Since I haven't had anything funny happen lately, I decided to post another poopy pants story.
Ok. So, I have a pretty high stress job. I oversee multiple early childhood and school age programs throughout our county. It used to be a job that was split up between five people, but through the years they have "re-structred" (screwed people as much as they possibly can) the management positions. They finally had it whittled down to two people. Myself and my friend Coin-O, who was the assistant manager. When Coin-O left to work at a higher paying less stress job (can't blame her) they decided that they were re-structuring once more and wouldn't be refilling the position. Yeah for me.
In the weeks following her absence I was beside myself with frustration and feeling overwhelmed. When I get like this, I get the crazy-poos.
Crazy-poos- Extreme stomach cramps that come and go in waves. These waves bring hot flashes, searing pain and nauseau. It also gives you about a 10-20 second window to hobble your cramped up body to a toilet before your butt splurches. You must place yourself that must have walls or bars to hold on to.
Back to the story. I had been suffering for the crazy poos for quite a few days.
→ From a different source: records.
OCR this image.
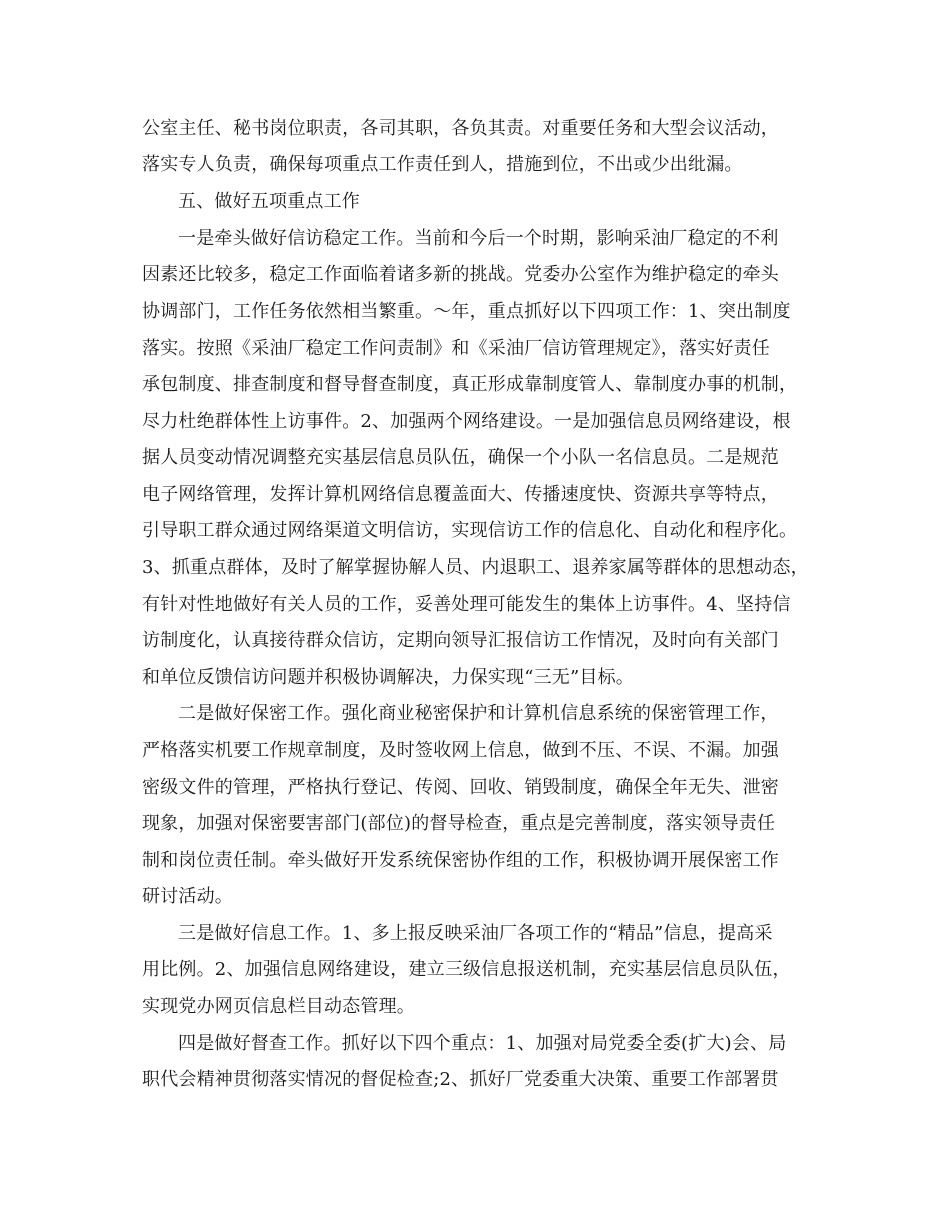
公室主任、秘书岗位职责，各司其职，各负其责。对重要任务和大型会议活动，
落实专人负责，确保每项重点工作责任到人，措施到位，不出或少出纰漏。
五、做好五项重点工作
一是牵头做好信访稳定工作。当前和今后一个时期，影响采油厂稳定的不利
因素还比较多，稳定工作面临着诸多新的挑战。党委办公室作为维护稳定的牵头
协调部门，工作任务依然相当繁重。～年，重点抓好以下四项工作：1、突出制度
落实。按照《采油厂稳定工作问责制》和《采油厂信访管理规定》，落实好责任
承包制度、排查制度和督导督查制度，真正形成靠制度管人、靠制度办事的机制，
尽力杜绝群体性上访事件。2、加强两个网络建设。一是加强信息员网络建设，根
据人员变动情况调整充实基层信息员队伍，确保一个小队一名信息员。二是规范
电子网络管理，发挥计算机网络信息覆盖面大、传播速度快、资源共享等特点，
引导职工群众通过网络渠道文明信访，实现信访工作的信息化、自动化和程序化。
3、抓重点群体，及时了解掌握协解人员、内退职工、退养家属等群体的思想动态，
有针对性地做好有关人员的工作，妥善处理可能发生的集体上访事件。4、坚持信
访制度化，认真接待群众信访，定期向领导汇报信访工作情况，及时向有关部门
和单位反馈信访问题并积极协调解决，力保实现“三无”目标。
二是做好保密工作。强化商业秘密保护和计算机信息系统的保密管理工作，
严格落实机要工作规章制度，及时签收网上信息，做到不压、不误、不漏。加强
密级文件的管理，严格执行登记、传阅、回收、销毁制度，确保全年无失、泄密
现象，加强对保密要害部门(部位)的督导检查，重点是完善制度，落实领导责任
制和岗位责任制。牵头做好开发系统保密协作组的工作，积极协调开展保密工作
研讨活动。
三是做好信息工作。1、多上报反映采油厂各项工作的“精品”信息，提高采
用比例。2、加强信息网络建设，建立三级信息报送机制，充实基层信息员队伍，
实现党办网页信息栏目动态管理。
四是做好督查工作。抓好以下四个重点：1、加强对局党委全委(扩大)会、局
职代会精神贯彻落实情况的督促检查;2、抓好厂党委重大决策、重要工作部署贯
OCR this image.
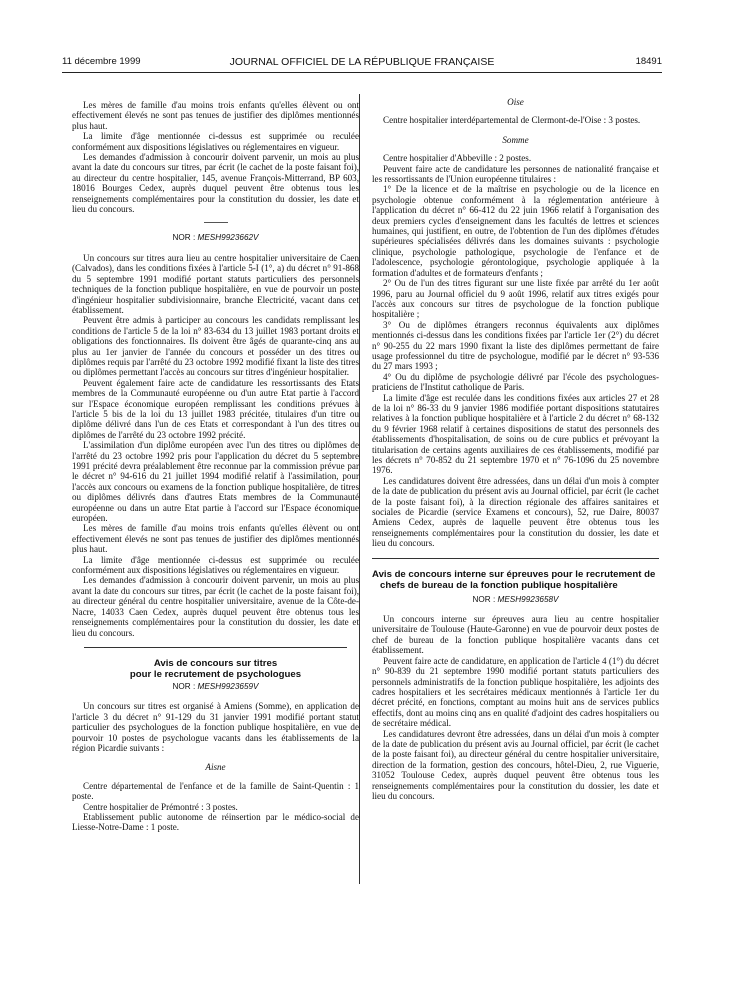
11 décembre 1999	JOURNAL OFFICIEL DE LA RÉPUBLIQUE FRANÇAISE	18491

Les mères de famille d'au moins trois enfants qu'elles élèvent ou ont effectivement élevés ne sont pas tenues de justifier des diplômes mentionnés plus haut.

La limite d'âge mentionnée ci-dessus est supprimée ou reculée conformément aux dispositions législatives ou réglementaires en vigueur.

Les demandes d'admission à concourir doivent parvenir, un mois au plus avant la date du concours sur titres, par écrit (le cachet de la poste faisant foi), au directeur du centre hospitalier, 145, avenue François-Mitterrand, BP 603, 18016 Bourges Cedex, auprès duquel peuvent être obtenus tous les renseignements complémentaires pour la constitution du dossier, les date et lieu du concours.

NOR : MESH9923662V

Un concours sur titres aura lieu au centre hospitalier universitaire de Caen (Calvados), dans les conditions fixées à l'article 5-I (1°, a) du décret n° 91-868 du 5 septembre 1991 modifié portant statuts particuliers des personnels techniques de la fonction publique hospitalière, en vue de pourvoir un poste d'ingénieur hospitalier subdivisionnaire, branche Electricité, vacant dans cet établissement.

Peuvent être admis à participer au concours les candidats remplissant les conditions de l'article 5 de la loi n° 83-634 du 13 juillet 1983 portant droits et obligations des fonctionnaires. Ils doivent être âgés de quarante-cinq ans au plus au 1er janvier de l'année du concours et posséder un des titres ou diplômes requis par l'arrêté du 23 octobre 1992 modifié fixant la liste des titres ou diplômes permettant l'accès au concours sur titres d'ingénieur hospitalier.

Peuvent également faire acte de candidature les ressortissants des Etats membres de la Communauté européenne ou d'un autre Etat partie à l'accord sur l'Espace économique européen remplissant les conditions prévues à l'article 5 bis de la loi du 13 juillet 1983 précitée, titulaires d'un titre ou diplôme délivré dans l'un de ces Etats et correspondant à l'un des titres ou diplômes de l'arrêté du 23 octobre 1992 précité.

L'assimilation d'un diplôme européen avec l'un des titres ou diplômes de l'arrêté du 23 octobre 1992 pris pour l'application du décret du 5 septembre 1991 précité devra préalablement être reconnue par la commission prévue par le décret n° 94-616 du 21 juillet 1994 modifié relatif à l'assimilation, pour l'accès aux concours ou examens de la fonction publique hospitalière, de titres ou diplômes délivrés dans d'autres Etats membres de la Communauté européenne ou dans un autre Etat partie à l'accord sur l'Espace économique européen.

Les mères de famille d'au moins trois enfants qu'elles élèvent ou ont effectivement élevés ne sont pas tenues de justifier des diplômes mentionnés plus haut.

La limite d'âge mentionnée ci-dessus est supprimée ou reculée conformément aux dispositions législatives ou réglementaires en vigueur.

Les demandes d'admission à concourir doivent parvenir, un mois au plus avant la date du concours sur titres, par écrit (le cachet de la poste faisant foi), au directeur général du centre hospitalier universitaire, avenue de la Côte-de-Nacre, 14033 Caen Cedex, auprès duquel peuvent être obtenus tous les renseignements complémentaires pour la constitution du dossier, les date et lieu du concours.

Avis de concours sur titres
pour le recrutement de psychologues
NOR : MESH9923659V

Un concours sur titres est organisé à Amiens (Somme), en application de l'article 3 du décret n° 91-129 du 31 janvier 1991 modifié portant statut particulier des psychologues de la fonction publique hospitalière, en vue de pourvoir 10 postes de psychologue vacants dans les établissements de la région Picardie suivants :

Aisne

Centre départemental de l'enfance et de la famille de Saint-Quentin : 1 poste.

Centre hospitalier de Prémontré : 3 postes.

Etablissement public autonome de réinsertion par le médico-social de Liesse-Notre-Dame : 1 poste.

Oise

Centre hospitalier interdépartemental de Clermont-de-l'Oise : 3 postes.

Somme

Centre hospitalier d'Abbeville : 2 postes.

Peuvent faire acte de candidature les personnes de nationalité française et les ressortissants de l'Union européenne titulaires :

1° De la licence et de la maîtrise en psychologie ou de la licence en psychologie obtenue conformément à la réglementation antérieure à l'application du décret n° 66-412 du 22 juin 1966 relatif à l'organisation des deux premiers cycles d'enseignement dans les facultés de lettres et sciences humaines, qui justifient, en outre, de l'obtention de l'un des diplômes d'études supérieures spécialisées délivrés dans les domaines suivants : psychologie clinique, psychologie pathologique, psychologie de l'enfance et de l'adolescence, psychologie gérontologique, psychologie appliquée à la formation d'adultes et de formateurs d'enfants ;

2° Ou de l'un des titres figurant sur une liste fixée par arrêté du 1er août 1996, paru au Journal officiel du 9 août 1996, relatif aux titres exigés pour l'accès aux concours sur titres de psychologue de la fonction publique hospitalière ;

3° Ou de diplômes étrangers reconnus équivalents aux diplômes mentionnés ci-dessus dans les conditions fixées par l'article 1er (2°) du décret n° 90-255 du 22 mars 1990 fixant la liste des diplômes permettant de faire usage professionnel du titre de psychologue, modifié par le décret n° 93-536 du 27 mars 1993 ;

4° Ou du diplôme de psychologie délivré par l'école des psychologues-praticiens de l'Institut catholique de Paris.

La limite d'âge est reculée dans les conditions fixées aux articles 27 et 28 de la loi n° 86-33 du 9 janvier 1986 modifiée portant dispositions statutaires relatives à la fonction publique hospitalière et à l'article 2 du décret n° 68-132 du 9 février 1968 relatif à certaines dispositions de statut des personnels des établissements d'hospitalisation, de soins ou de cure publics et prévoyant la titularisation de certains agents auxiliaires de ces établissements, modifié par les décrets n° 70-852 du 21 septembre 1970 et n° 76-1096 du 25 novembre 1976.

Les candidatures doivent être adressées, dans un délai d'un mois à compter de la date de publication du présent avis au Journal officiel, par écrit (le cachet de la poste faisant foi), à la direction régionale des affaires sanitaires et sociales de Picardie (service Examens et concours), 52, rue Daire, 80037 Amiens Cedex, auprès de laquelle peuvent être obtenus tous les renseignements complémentaires pour la constitution du dossier, les date et lieu du concours.

Avis de concours interne sur épreuves pour le recrutement de chefs de bureau de la fonction publique hospitalière
NOR : MESH9923658V

Un concours interne sur épreuves aura lieu au centre hospitalier universitaire de Toulouse (Haute-Garonne) en vue de pourvoir deux postes de chef de bureau de la fonction publique hospitalière vacants dans cet établissement.

Peuvent faire acte de candidature, en application de l'article 4 (1°) du décret n° 90-839 du 21 septembre 1990 modifié portant statuts particuliers des personnels administratifs de la fonction publique hospitalière, les adjoints des cadres hospitaliers et les secrétaires médicaux mentionnés à l'article 1er du décret précité, en fonctions, comptant au moins huit ans de services publics effectifs, dont au moins cinq ans en qualité d'adjoint des cadres hospitaliers ou de secrétaire médical.

Les candidatures devront être adressées, dans un délai d'un mois à compter de la date de publication du présent avis au Journal officiel, par écrit (le cachet de la poste faisant foi), au directeur général du centre hospitalier universitaire, direction de la formation, gestion des concours, hôtel-Dieu, 2, rue Viguerie, 31052 Toulouse Cedex, auprès duquel peuvent être obtenus tous les renseignements complémentaires pour la constitution du dossier, les date et lieu du concours.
I wasn't sure if my poor bum could take any more. I was so raw that I was now patting my poor bottom with scented baby wipes.
After days of this, I am at home with all of the kids doing something that I can't even remember. I was having a moment of peacefullness. I was just standing in my living room, staring out the giant picture window as the wind blew through the trees thinking of how it looked exactly like this when I was little. When....it....happened........
It hit quick this time. So quick that I didn't even know it happened. While staring out the window with a look of pure bliss on my face...I...farted.
Thought process in my head.
I didn't even know I had to toot.
That sure burned.
It's still burning!
Why is it still burning?
Is it burning on the inside or outside?
I think it's burning on the outside...
There is no way this is happening again.
(I still have not moved from my blissful position at this point)
I then decide that I should check out the possible situation that could be escalating as the burning is spreading on the outside. I take off waddling up the stairs to keep it from smearing. Yep, smashed up carrots.
Why is this happening to me, God?
Can't you leave my poor butt alone for once.
I peel my clothing off and carefully step into the shower to wash my stinky butt. You would think that just pooping would make me gag. Nope, apparently I'm ok with the pooping part. But, I am not ok with washing my own butt when there is poo on it.
I won't go anymore into detail...ha ha ha...well, anymore than I already have. Ok, that sentence was ridiculous but I am going to leave it there cause it made me laugh.